Em primeiro lugar, reconhecer que a Bíblia não é livro fácil e imediatamente acessível a toda a gente. E por duas razões principais: não tem a sequência de um folhetim que torne a sua leitura apetecível como as telenovelas, e a sua mensagem não é transmitida ao jeito da cartilha com pergunta e resposta. A Bíblia é a história dramática da Humanidade na sua relação com Deus e do amor de Deus à Humanidade, história contada em textos historicamente separados mas ligados por um fio intencional e com recursos da cultura semita. Dizer, por exemplo, que a mulher foi formada da costela do homem não pretende ser uma afirmação científica sobre as origens da mulher mas sobre a antropologia: o «lado», a afectividade, o paralelismo com o homem, igual e diferente; as figuras de Caim e Abel representam as culturas agrícolas e nómadas com preferência para a segunda, em tensão permanente que Deus reprova assinalando o criminoso com um sinal de protecção; dizer que alguns patriarcas duraram centenas de anos significa somente que «viveram plenamente os anos da sua vida», e multiplicar 70 por 7 não significa 490 mas «sempre».
Por tudo isso – a não sequência histórica do texto e a dificuldade de captar a mensagem religiosa – a Igreja durante séculos não estimulou a leitura indiscriminada da Bíblia. Depois do Concílio, vem a insistir na necessidade de iniciar os cristãos no uso piedoso da Bíblia.

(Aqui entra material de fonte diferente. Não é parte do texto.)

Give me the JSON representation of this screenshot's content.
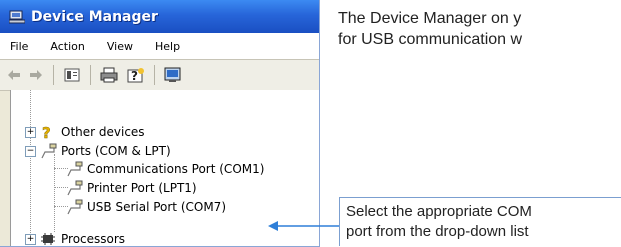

2 – A assimilação do génio da Bíblia leva tempo, como aliás a de qualquer grande obra artística. Recordo perfeitamente os anos da minha juventude em que preferia a leitura de uma antologia bíblica com os textos paralelos do Antigo e do Novo Testamento ao texto directo, por haver nele muita coisa que eu não entendia. Comprei na altura uma série de livros sobre «páginas difíceis da Bíblia», que respondiam à questão do uso dos números, das matanças, dos milagres enormes, dos maus comportamentos dos reis. Mais tarde, fizeram-me perceber a força da língua hebraica e grega (as línguas originais da Bíblia), e a Bíblia tornou-se mais luminosa. Pela iniciação à literatura das epopeias dos povos – a Eneida para os romanos, a Ilíada e a Odisseia para os gregos, o D.Quixote de la Mancha para os espanhóis, e os Lusíadas para Portugal, percebi que a Bíblia é a epopeia religiosa da Humanidade com os seus símbolos de pessoas e coisas. Se compararmos a Bíblia com os Lusíadas, notamos que este poema, para contar a história de Portugal, recorre a estruturas simbólicas, tais como o concílio dos deuses do Olimpo, o Cabo das Tormentas, o Adamastor, o Velho do Restelo, o bom humor cavalheiresco de Fernão Veloso, a aventura do Magriço, a Ilha dos amores, tudo em redor da viagem de Vasco da Gama. De modo análogo, a Bíblia, para falar do amor de Deus ao mundo, utiliza uma linguagem de símbolos, guerras, heróis, números, casamentos e alianças. Lembremos o poema da Criação, a parábola de Abel e de Caim, a arca de Noé, o episódio da «luta de Jacob com o Anjo», símbolo da luta interior de todos os convertidos e de todos os santos, a travessia do deserto, o texto de Isaías, as visões de Ezequiel, o Cântico dos cânticos, o livro de Job, o arco-íris dos salmos, a subtileza da parábola do filho pródigo e de outras, a epopeia do Apocalipse.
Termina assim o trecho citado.